To expand your Total Addressable Market (TAM) and offer the precise level of control, cost, and isolation your tenants require, you need a highly flexible infrastructure strategy.
Below, we outline five distinct deployment models—from shared infrastructure to dedicated, large-scale fleets—to help you organize your service catalog and align your offerings with the appropriate tenant profiles.
1. The Consolidated Domain
This model is ideal for supporting small to medium-sized businesses with low-cost, dedicated infrastructure and complete control.
In this entry-level model, the management and workload domains are combined into a single, consolidated footprint. This offers a highly simplified consumption experience for the end-user while minimizing resource overhead.

• Infrastructure: Dedicated
• Tenant Experience: Simplified consumption
• Management Access: Full access
2. Shared Workload Domains
This deployment model allows CSPs to serve customer segments like small to medium-sized businesses seeking a highly cost-optimized, public cloud-style experience with sometimes large capacity needs.
This model maximizes your hardware utilization by hosting multiple customers across multiple workload domains on shared infrastructure.

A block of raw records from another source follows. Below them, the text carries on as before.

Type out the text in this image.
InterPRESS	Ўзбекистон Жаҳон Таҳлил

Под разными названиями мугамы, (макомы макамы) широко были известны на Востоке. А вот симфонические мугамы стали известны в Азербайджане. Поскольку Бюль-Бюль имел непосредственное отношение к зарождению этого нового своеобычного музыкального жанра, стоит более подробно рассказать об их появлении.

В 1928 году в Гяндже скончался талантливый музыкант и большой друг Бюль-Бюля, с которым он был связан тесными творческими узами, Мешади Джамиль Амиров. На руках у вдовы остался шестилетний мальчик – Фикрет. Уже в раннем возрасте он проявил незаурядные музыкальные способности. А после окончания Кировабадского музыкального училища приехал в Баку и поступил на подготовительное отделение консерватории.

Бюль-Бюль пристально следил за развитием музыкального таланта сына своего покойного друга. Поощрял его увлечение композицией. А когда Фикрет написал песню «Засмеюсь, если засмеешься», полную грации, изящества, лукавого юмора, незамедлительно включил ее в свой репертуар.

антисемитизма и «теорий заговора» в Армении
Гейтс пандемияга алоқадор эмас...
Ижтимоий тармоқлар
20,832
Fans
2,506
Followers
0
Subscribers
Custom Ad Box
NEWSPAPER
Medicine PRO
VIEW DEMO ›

It is the classic “public cloud” model, allowing you to offer highly competitive pricing by pooling resources, making it ideal for cost-conscious tenants who do not strictly require hardware isolation.

• Infrastructure: Shared
• Tenant Experience: Public cloud consumption
• Management Access: None (Managed entirely by the CSP)
3. Dedicated Workload Domains
The target customer base is from SMEs to Enterprise customers requiring strict infrastructure isolation without the burden of management.
For clients with compliance or performance requirements that dictate dedicated hardware, this model assigns individual customers to their own isolated workload domains. It delivers a true private cloud experience. However, the CSP retains administrative control, making it perfect for organizations that want dedicated performance but lack the in-house expertise to manage the underlying infrastructure.